CUENTISTA. Estrenada la treintena y antes de tener su primer brote grave de tuberculosis, que le llevaría a la itinerancia en busca de climas favorables y, finalmente, a la tumba en Alemania, a los cuarenta y cuatro años, el ruso Antón Chéjov (1860-1904), médico de profesión, escribió en 1891, una década antes de casarse con la actriz Olga Kniper, su cuento largo El duelo, editado ahora por Nórdica con ilustraciones de Javier Olivares.

Aunque no había publicado todavía algunos de sus relatos más célebres (El pabellón nº 6, La dama del perrito...), Chéjov era ya un cuentista reputado que pronto iría entregando la tetralogía que le colocaría, con el impulso de Konstantín Stanislavski y su Teatro del Arte, en la cima de la dramaturgia contemporánea: La gaviota (1895), Tío Vania (1899), Las tres hermanas (1901) y El jardín de los cerezos (1904).

Corrían malos tiempos para Rusia tras el asesinato del zar Alejandro II en 1881 y la represión subsiguiente que anegó el paisaje cultural antes de los estallidos revolucionarios de 1905.

Chéjov, que no tuvo ideas políticas definidas, se centró, como muchos de sus colegas, en desentrañar eso que se ha dado en llamar el alma rusa, en tomar la temperatura de la sociedad de su tiempo, fijándose primordialmente –él que tenía un origen muy humilde, nieto de siervos– en la burguesía dubitativa, estancada y decadente y, sin grandes aspavientos argumentales, en la vida cotidiana, muy asequible a su escritura detallada y detallista que eludía el costumbrismo sin entrar, aun siendo realista, en el realismo crudo.

LÍNEAS. El duelo se desarrolla a orillas del Mar Negro durante un caluroso verano y, siendo caleidoscópica, tiene dos líneas de fuerza: la crisis del mediocre funcionario Laievski con su poco agraciada, piensa él, amante Nadiezhda Fiódorovna, a la que ha dejado de querer, desprecia y desea abandonar, y su creciente enfrentamiento con el joven zoólogo Van Koren, quien ve en él el paradigma de todos los males.

El escritor ruso eludía el costumbrismo sin entrar, aun siendo realista, en el realismo crudo

Junto al también joven y ambicioso diácono Povádov, los tres hombres viven bajo la mediación bienintencionada y amistosa del médico militar Samóilenko, que tratará de evitar un fatal desenlace ante el mortal desafío ritual, entre Laievski y Von Koren, que da título a la novela y mantiene en vilo al lector.

Alternando diálogos incisivos, vivaces y no desprovistos de humor, con parlamentos largos repletos de ideas, Chéjov, minucioso con el paisaje, los toques psicológicos y las descripciones gestuales y de escenarios, habla del amor, del engaño, del dinero, de la culpa, de la salvación personal y colectiva, de la redención y del perdón, mirando siempre de reojo la encrucijada de una sociedad rusa en trance de hundirse en la resignación o el escapismo o de encontrar vías positivas de progreso.

El libro, para dar peso y sustancia a las posiciones de los personajes, está sazonado con abundantes referencias a filósofos (Schopenhauer, Hegel…), personajes literarios (Oneguin, Pechorin, Anna Karenina…) y escritores (Pushkin, Lérmontov, Turguénev, Tolstói…), y bien podría tener su punto de vista conclusivo en unas reflexiones que masculla Laievski: “En su búsqueda de la verdad las personas dan dos pasos adelante, uno atrás.
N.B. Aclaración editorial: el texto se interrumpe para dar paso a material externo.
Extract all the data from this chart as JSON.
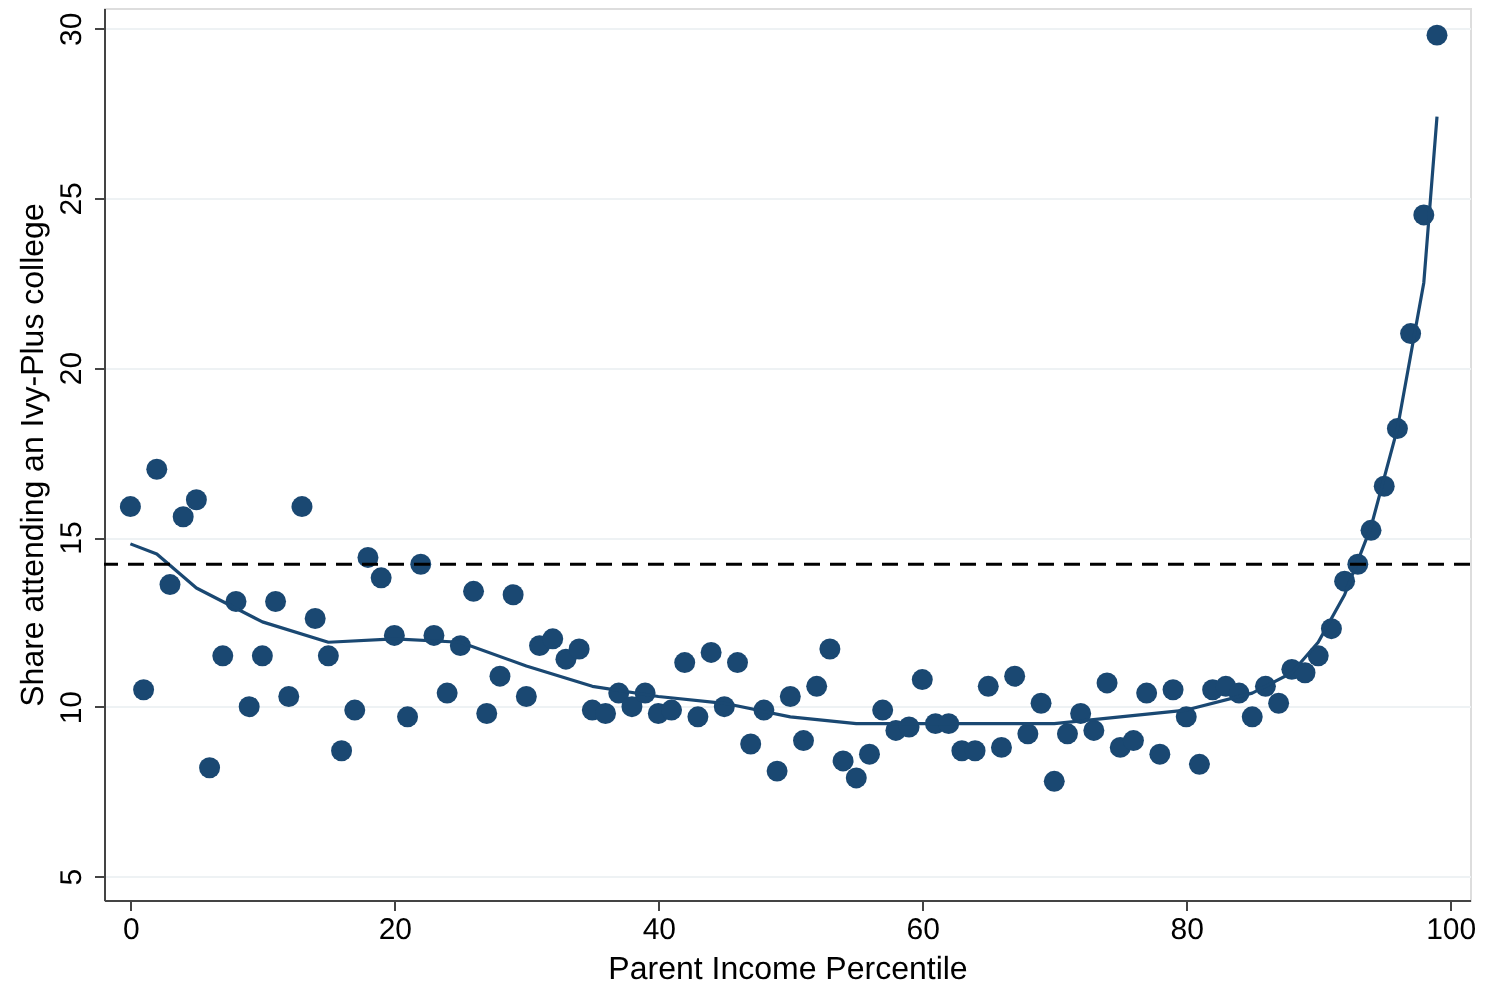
{
  "chart_data": {
    "type": "scatter",
    "xlabel": "Parent Income Percentile",
    "ylabel": "Share attending an Ivy-Plus college",
    "xlim": [
      -2,
      101.5
    ],
    "ylim": [
      4.3,
      30.6
    ],
    "xticks": [
      0,
      20,
      40,
      60,
      80,
      100
    ],
    "yticks": [
      5,
      10,
      15,
      20,
      25,
      30
    ],
    "grid": "y",
    "marker": "circle",
    "series": [
      {
        "color": "#1a4872",
        "x": [
          0,
          1,
          2,
          3,
          4,
          5,
          6,
          7,
          8,
          9,
          10,
          11,
          12,
          13,
          14,
          15,
          16,
          17,
          18,
          19,
          20,
          21,
          22,
          23,
          24,
          25,
          26,
          27,
          28,
          29,
          30,
          31,
          32,
          33,
          34,
          35,
          36,
          37,
          38,
          39,
          40,
          41,
          42,
          43,
          44,
          45,
          46,
          47,
          48,
          49,
          50,
          51,
          52,
          53,
          54,
          55,
          56,
          57,
          58,
          59,
          60,
          61,
          62,
          63,
          64,
          65,
          66,
          67,
          68,
          69,
          70,
          71,
          72,
          73,
          74,
          75,
          76,
          77,
          78,
          79,
          80,
          81,
          82,
          83,
          84,
          85,
          86,
          87,
          88,
          89,
          90,
          91,
          92,
          93,
          94,
          95,
          96,
          97,
          98,
          99
        ],
        "values": [
          15.9,
          10.5,
          17.0,
          13.6,
          15.6,
          16.1,
          8.2,
          11.5,
          13.1,
          10.0,
          11.5,
          13.1,
          10.3,
          15.9,
          12.6,
          11.5,
          8.7,
          9.9,
          14.4,
          13.8,
          12.1,
          9.7,
          14.2,
          12.1,
          10.4,
          11.8,
          13.4,
          9.8,
          10.9,
          13.3,
          10.3,
          11.8,
          12.0,
          11.4,
          11.7,
          9.9,
          9.8,
          10.4,
          10.0,
          10.4,
          9.8,
          9.9,
          11.3,
          9.7,
          11.6,
          10.0,
          11.3,
          8.9,
          9.9,
          8.1,
          10.3,
          9.0,
          10.6,
          11.7,
          8.4,
          7.9,
          8.6,
          9.9,
          9.3,
          9.4,
          10.8,
          9.5,
          9.5,
          8.7,
          8.7,
          10.6,
          8.8,
          10.9,
          9.2,
          10.1,
          7.8,
          9.2,
          9.8,
          9.3,
          10.7,
          8.8,
          9.0,
          10.4,
          8.6,
          10.5,
          9.7,
          8.3,
          10.5,
          10.6,
          10.4,
          9.7,
          10.6,
          10.1,
          11.1,
          11.0,
          11.5,
          12.3,
          13.7,
          14.2,
          15.2,
          16.5,
          18.2,
          21.0,
          24.5,
          29.8
        ]
      },
      {
        "type": "line",
        "color": "#1a4872",
        "marker": "none",
        "x": [
          0,
          2,
          5,
          10,
          15,
          20,
          25,
          30,
          35,
          40,
          45,
          50,
          55,
          60,
          65,
          70,
          75,
          80,
          85,
          88,
          90,
          92,
          94,
          96,
          98,
          99
        ],
        "values": [
          14.8,
          14.5,
          13.5,
          12.5,
          11.9,
          12.0,
          11.9,
          11.2,
          10.6,
          10.3,
          10.1,
          9.7,
          9.5,
          9.5,
          9.5,
          9.5,
          9.7,
          9.9,
          10.4,
          11.0,
          11.9,
          13.3,
          15.3,
          18.2,
          22.5,
          27.4
        ]
      }
    ],
    "ref_lines": [
      {
        "axis": "y",
        "value": 14.2,
        "color": "#000000",
        "line_style": "dashed"
      }
    ]
  }
}
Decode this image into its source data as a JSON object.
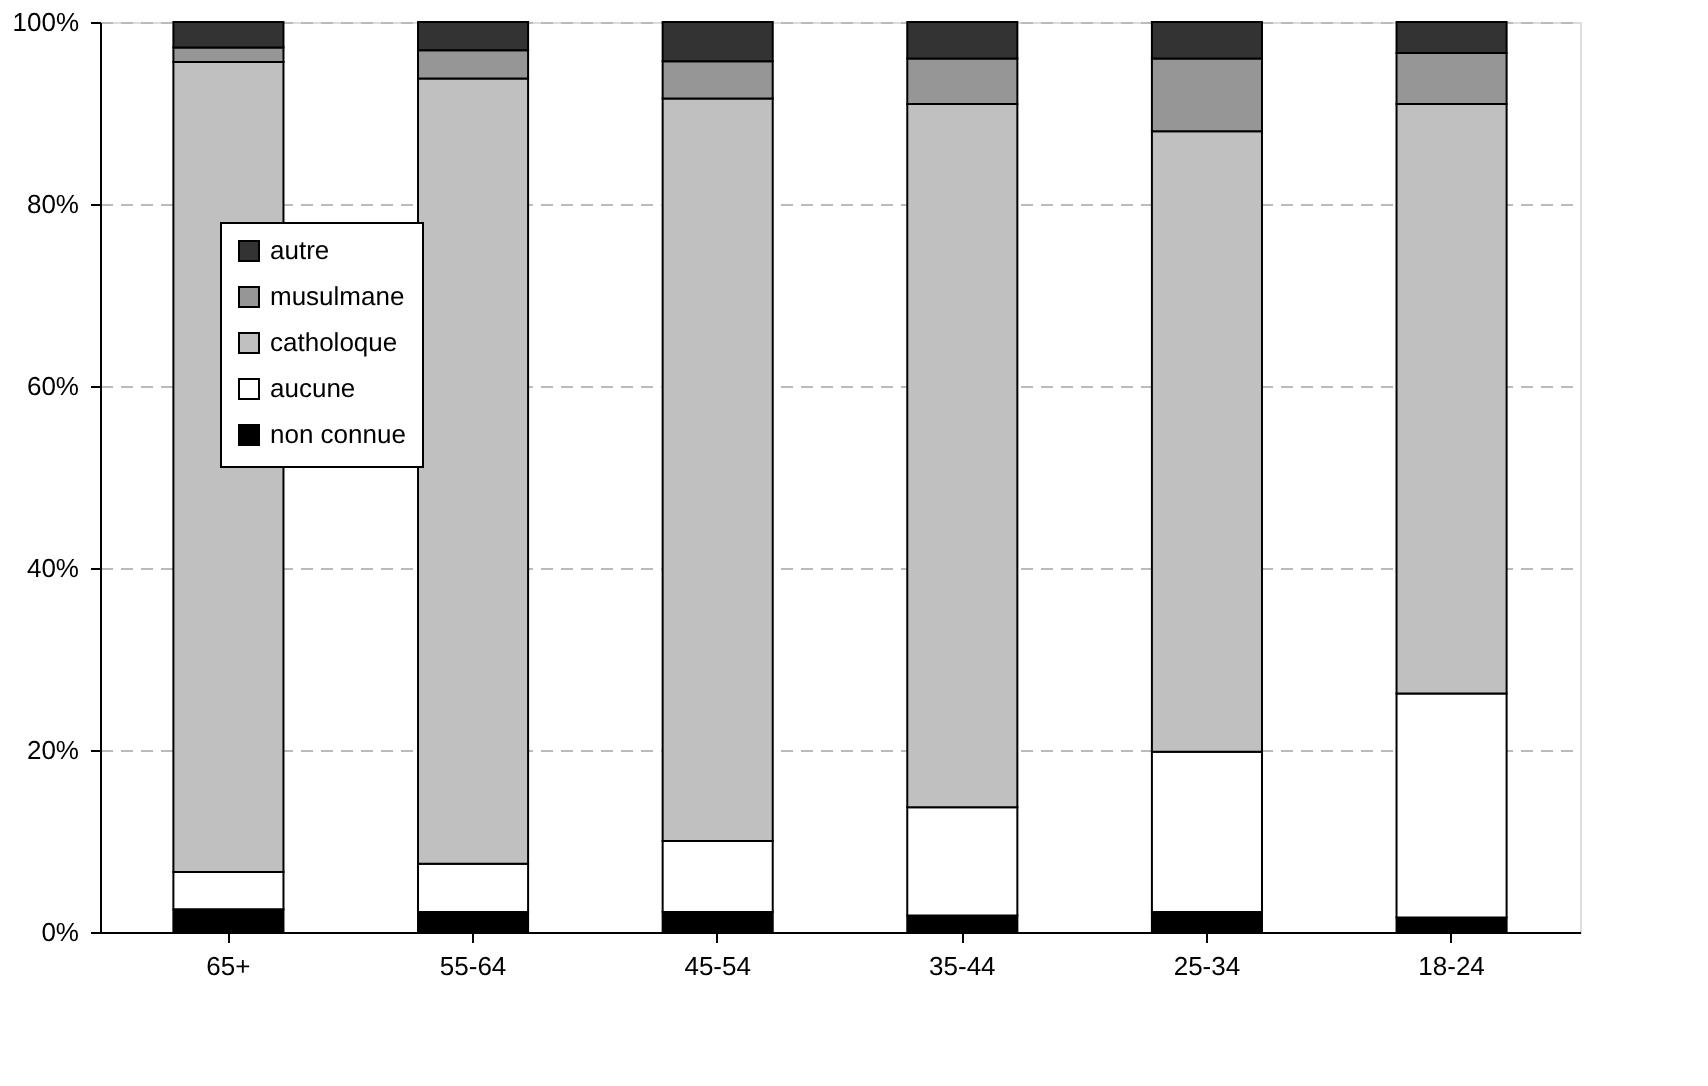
{
  "chart_data": {
    "type": "bar",
    "stacked": true,
    "categories": [
      "65+",
      "55-64",
      "45-54",
      "35-44",
      "25-34",
      "18-24"
    ],
    "series": [
      {
        "name": "non connue",
        "color": "#000000",
        "values": [
          2.5,
          2.2,
          2.2,
          1.8,
          2.2,
          1.6
        ]
      },
      {
        "name": "aucune",
        "color": "#ffffff",
        "values": [
          4.1,
          5.3,
          7.8,
          11.9,
          17.6,
          24.6
        ]
      },
      {
        "name": "catholoque",
        "color": "#c0c0c0",
        "values": [
          89,
          86.3,
          81.6,
          77.3,
          68.2,
          64.8
        ]
      },
      {
        "name": "musulmane",
        "color": "#969696",
        "values": [
          1.6,
          3.1,
          4.1,
          5,
          8,
          5.6
        ]
      },
      {
        "name": "autre",
        "color": "#333333",
        "values": [
          2.8,
          3.1,
          4.3,
          4,
          4,
          3.4
        ]
      }
    ],
    "ylim": [
      0,
      100
    ],
    "yticks": [
      {
        "value": 0,
        "label": "0%"
      },
      {
        "value": 20,
        "label": "20%"
      },
      {
        "value": 40,
        "label": "40%"
      },
      {
        "value": 60,
        "label": "60%"
      },
      {
        "value": 80,
        "label": "80%"
      },
      {
        "value": 100,
        "label": "100%"
      }
    ],
    "grid": "y",
    "legend": "top left"
  }
}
Los sufrimientos, los errores y el tedio los lanzan para atrás, pero la sed de verdad y la voluntad obstinada obligan a seguir avanzando”.

ISLA. Antes de que Chéjov cumpliera su mayoría de edad todavía vivían y publicaron algunas de sus mejores novelas Dostoievski (Los hermanos Karamázov), Turguénev (Padres e hijos) y, por supuesto, Tolstói (Anna Karenina). De Tolstói fue muy amigo los diez últimos años de su vida.

Pero, obviamente, Chéjov no perteneció al cogollo de la novela realista rusa del XIX. Amigo igualmente de Máximo Gorki durante un corto período, tampoco fue un puente entre aquellos y el realismo socialista. Fue una isla cuya influencia inundó el siglo XX y todavía no cesa.